Cubic Nonlinear Optical Properties of Platinum-Terminated Polyynediyl Chains

The wavelength dependence of the cubic nonlinearity of ligated platinum-terminated polyynes trans,trans-{(p-MeC₆H₄)₃P}₂(p-MeC₆H₄)Pt(CC)_nPt(p-C₆H₄Me){P(p-C₆H₄Me)₃}₂ (n = 3−6, 8, 10, 12) has been examined by femtosecond Z-scan studies in the wavelength range 520−1500 nm and the results rationalized by density functional theory calculations on the model complexes trans,trans-(H₃P)₂(C₆H₅)Pt(CC)_nPt(C₆H₅)(PH₃)₂ (n = 2−8, 10, 12). Although the final states for one- and two-photon transitions are not the same in these centrosymmetric molecules, the Z-scan studies reveal coincidences in one-photon absorption with features in the frequency dependencies of both real and imaginary parts of the cubic hyperpolarizability, as well as inflections in the frequency dependencies of the real part of γ that correspond to resonances in the imaginary part of γ. The theoretical studies suggest that the linear absorption spectra are dominated by X¹A_g → n¹B_3u transitions, with the first state of B_3u symmetry playing a steadily diminishing role upon oligoyne chain lengthening.
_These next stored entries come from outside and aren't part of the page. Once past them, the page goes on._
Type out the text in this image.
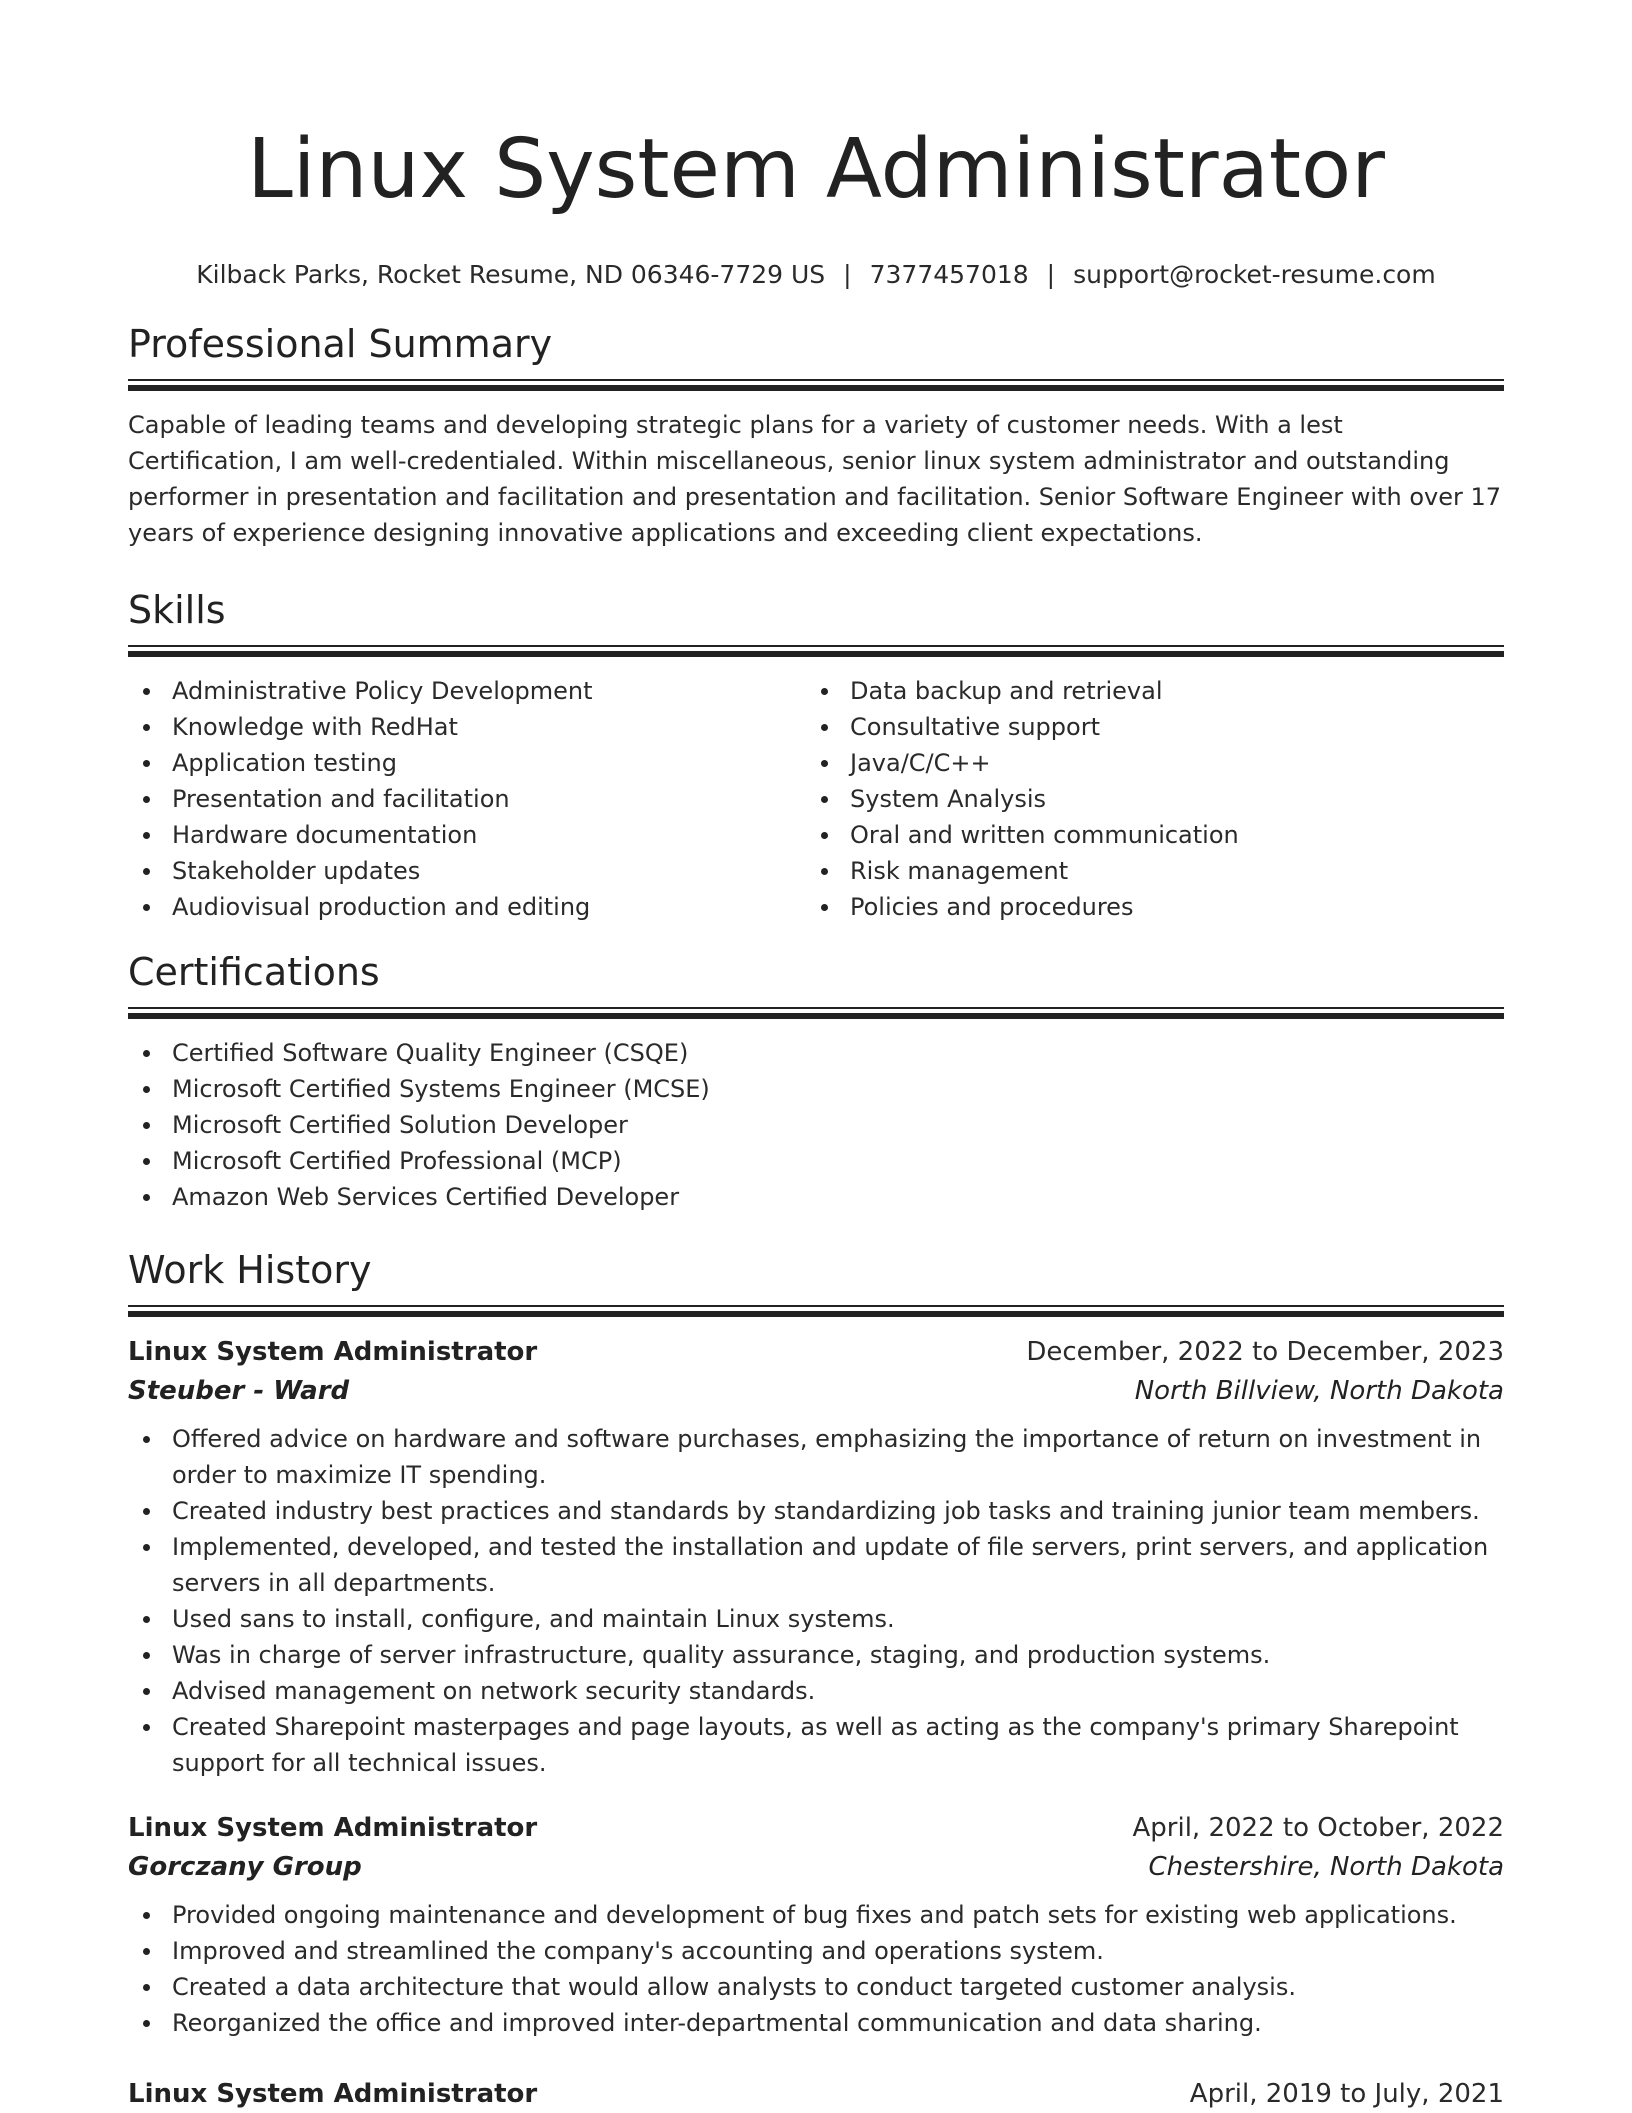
Linux System Administrator
Kilback Parks, Rocket Resume, ND 06346-7729 US | 7377457018 | support@rocket-resume.com
Professional Summary
Capable of leading teams and developing strategic plans for a variety of customer needs. With a lest Certification, I am well-credentialed. Within miscellaneous, senior linux system administrator and outstanding performer in presentation and facilitation and presentation and facilitation. Senior Software Engineer with over 17 years of experience designing innovative applications and exceeding client expectations.
Skills
Administrative Policy Development
Knowledge with RedHat
Application testing
Presentation and facilitation
Hardware documentation
Stakeholder updates
Audiovisual production and editing
Data backup and retrieval
Consultative support
Java/C/C++
System Analysis
Oral and written communication
Risk management
Policies and procedures
Certifications
Certified Software Quality Engineer (CSQE)
Microsoft Certified Systems Engineer (MCSE)
Microsoft Certified Solution Developer
Microsoft Certified Professional (MCP)
Amazon Web Services Certified Developer
Work History
Linux System Administrator	December, 2022 to December, 2023
Steuber - Ward	North Billview, North Dakota
Offered advice on hardware and software purchases, emphasizing the importance of return on investment in order to maximize IT spending.
Created industry best practices and standards by standardizing job tasks and training junior team members.
Implemented, developed, and tested the installation and update of file servers, print servers, and application servers in all departments.
Used sans to install, configure, and maintain Linux systems.
Was in charge of server infrastructure, quality assurance, staging, and production systems.
Advised management on network security standards.
Created Sharepoint masterpages and page layouts, as well as acting as the company's primary Sharepoint support for all technical issues.
Linux System Administrator	April, 2022 to October, 2022
Gorczany Group	Chestershire, North Dakota
Provided ongoing maintenance and development of bug fixes and patch sets for existing web applications.
Improved and streamlined the company's accounting and operations system.
Created a data architecture that would allow analysts to conduct targeted customer analysis.
Reorganized the office and improved inter-departmental communication and data sharing.
Linux System Administrator	April, 2019 to July, 2021
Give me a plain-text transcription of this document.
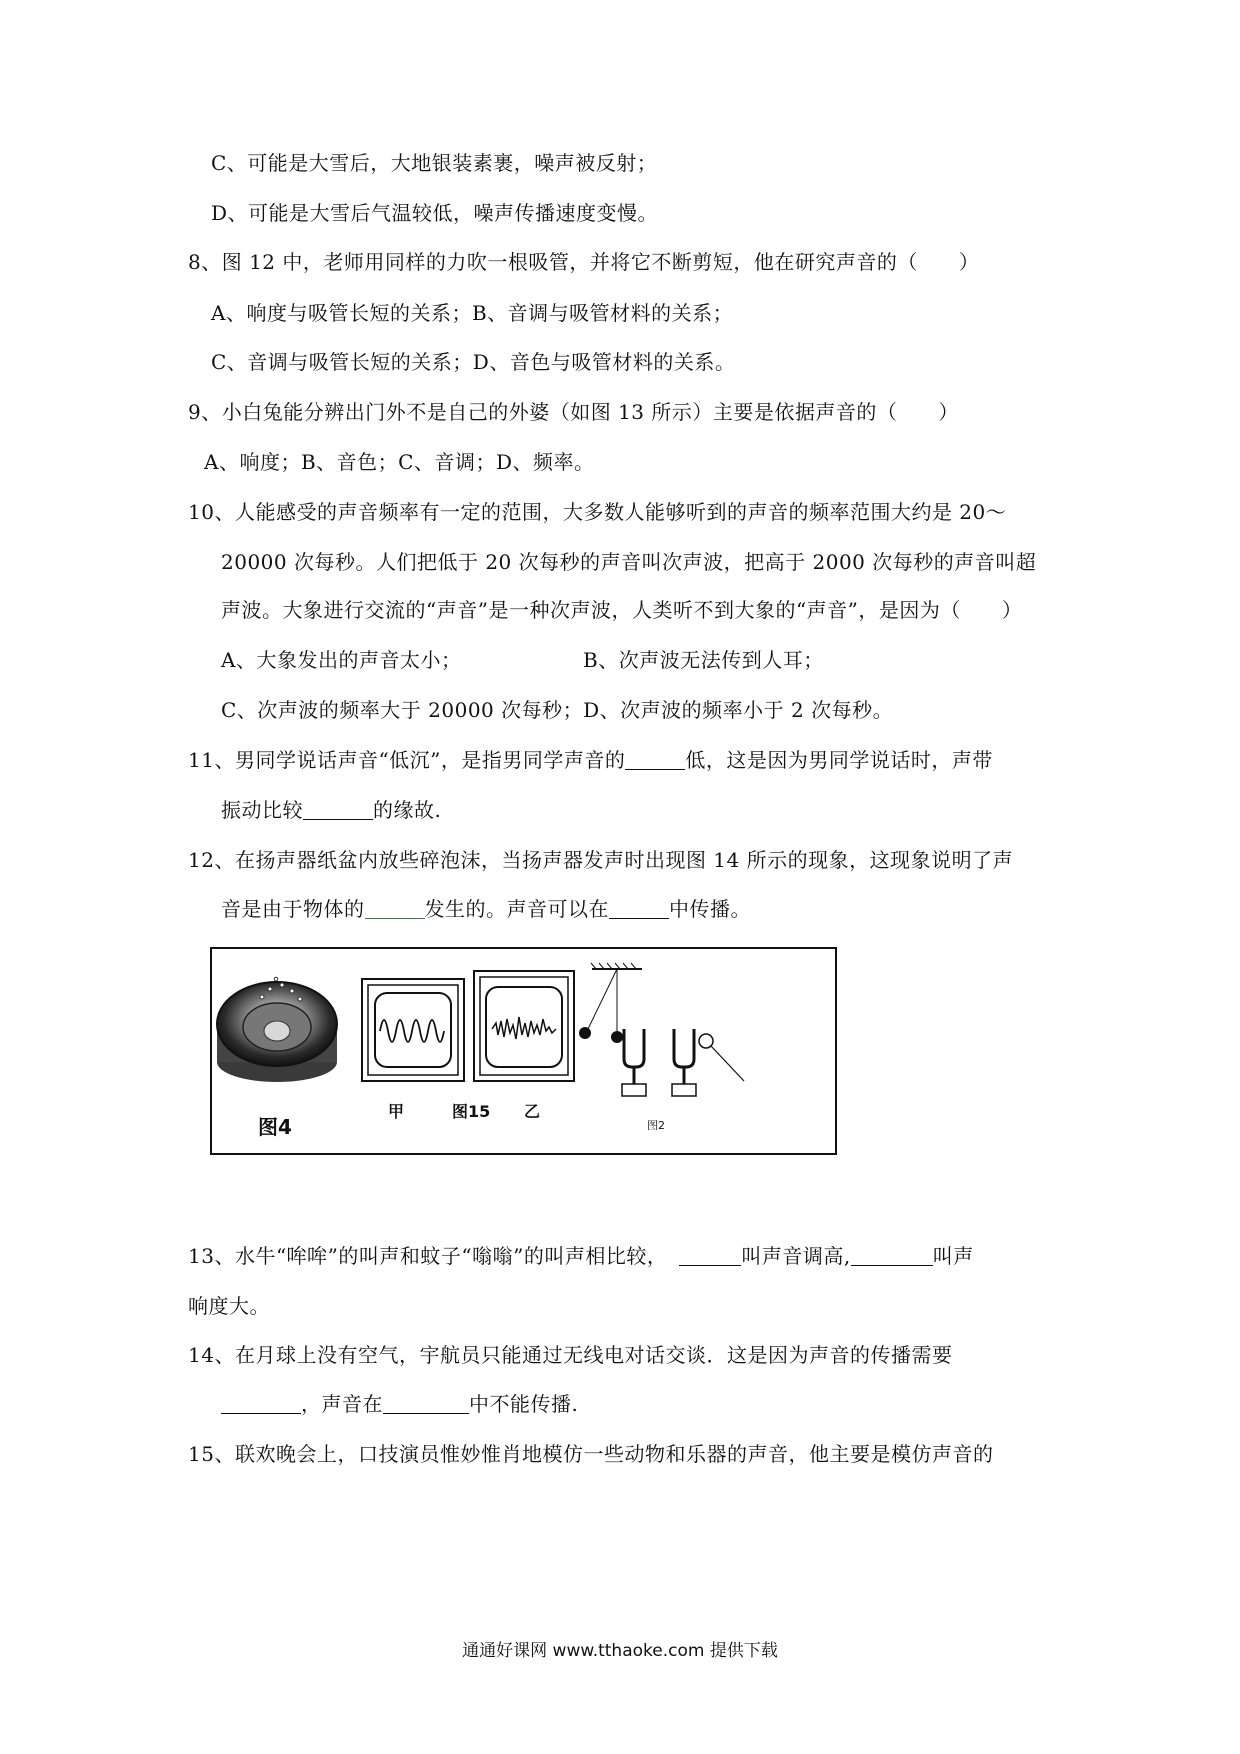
C、可能是大雪后，大地银装素裹，噪声被反射；
D、可能是大雪后气温较低，噪声传播速度变慢。
8、图 12 中，老师用同样的力吹一根吸管，并将它不断剪短，他在研究声音的（　　）
A、响度与吸管长短的关系；B、音调与吸管材料的关系；
C、音调与吸管长短的关系；D、音色与吸管材料的关系。
9、小白兔能分辨出门外不是自己的外婆（如图 13 所示）主要是依据声音的（　　）
A、响度；B、音色；C、音调；D、频率。
10、人能感受的声音频率有一定的范围，大多数人能够听到的声音的频率范围大约是 20～
20000 次每秒。人们把低于 20 次每秒的声音叫次声波，把高于 2000 次每秒的声音叫超
声波。大象进行交流的“声音”是一种次声波，人类听不到大象的“声音”，是因为（　　）
A、大象发出的声音太小；	B、次声波无法传到人耳；
C、次声波的频率大于 20000 次每秒；D、次声波的频率小于 2 次每秒。
11、男同学说话声音“低沉”，是指男同学声音的	低，这是因为男同学说话时，声带
振动比较	的缘故.
12、在扬声器纸盆内放些碎泡沫，当扬声器发声时出现图 14 所示的现象，这现象说明了声
音是由于物体的	发生的。声音可以在	中传播。
图4
甲	图15 乙
图2
13、水牛“哞哞”的叫声和蚊子“嗡嗡”的叫声相比较，	叫声音调高,	叫声
响度大。
14、在月球上没有空气，宇航员只能通过无线电对话交谈．这是因为声音的传播需要
，声音在	中不能传播.
15、联欢晚会上，口技演员惟妙惟肖地模仿一些动物和乐器的声音，他主要是模仿声音的
通通好课网 www.tthaoke.com 提供下载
The theoretical studies also predict a red-shift of two-photon absorption (TPA) profile with increasing conjugation length, and a significant enhancement on proceeding from the shortest to the longest chromophore, trends that are observed experimentally. The experimental low-energy TPA maxima for these complexes can be approximated by a simple Gaussian profile. The sp-carbon chain-length dependence of linear and nonlinear absorption maxima enable an estimate (neglecting saturation) of 660 and 1000 nm for the infinite carbon chain, carbyne.